Search code examples
amazon-web-servicesamazon-s3amazon-redshiftmanifest

Loading redshift table from multiple s3 folder using manifest


I am using copy command to load a Redshift table from s3 using manifest.

The requirement is to load multiple files ( across various folders ) for e.g

Path1 : s3://bucket_name/folder_name/folder_1/folder/part*.parquet
Path2 : s3://bucket_name/folder_name/folder_2/folder/part*.parquet
Path3 : s3://bucket_name/folder_name/folder_3/folder/part*.parquet

each path will have ~1000 files

How do I create a manifest to load this ?

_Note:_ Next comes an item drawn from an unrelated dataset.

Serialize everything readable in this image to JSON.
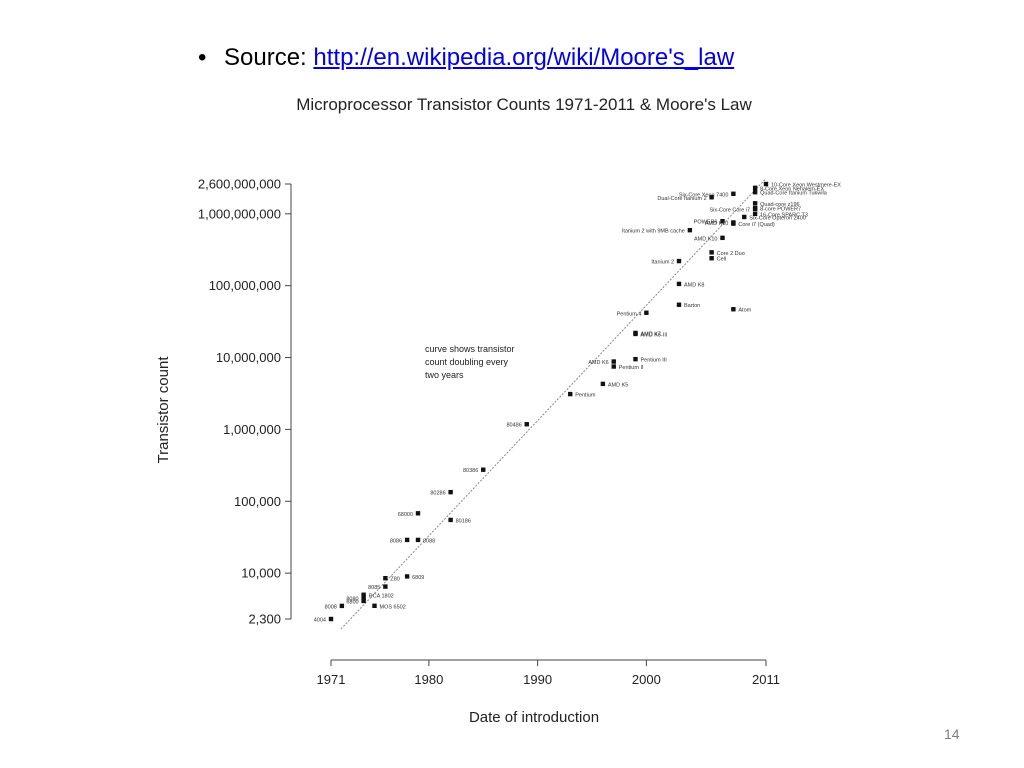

I created a manifest as follows :

{
    "fileLocations": [ 
{"url":"s3://bucket_name/folder_name/folder_1/folder/part*.parquet", "mandatory":false},

 {"url":"s3://bucket_name/folder_name/folder_3/folder/part*.parquet", "mandatory":false},

 {"url":"s3://bucket_name/folder_name/folder_2/folder/part*.parquet", "mandatory":false},

 ]
}

but I am getting an error:

Manifest does not contain a list of files.


Solution

  • From Using a manifest to specify data files - Amazon Redshift:

    The following example shows the JSON to load files from different buckets and with file names that begin with date stamps:

    {
      "entries": [
        {"url":"s3://mybucket-alpha/2013-10-04-custdata", "mandatory":true},
        {"url":"s3://mybucket-alpha/2013-10-05-custdata", "mandatory":true},
        {"url":"s3://mybucket-beta/2013-10-04-custdata", "mandatory":true},
        {"url":"s3://mybucket-beta/2013-10-05-custdata", "mandatory":true}
      ]
    }
    

    The problem is probably your use of fileLocations vs entries.

    I also suspect that the use of wildcards is not permitted.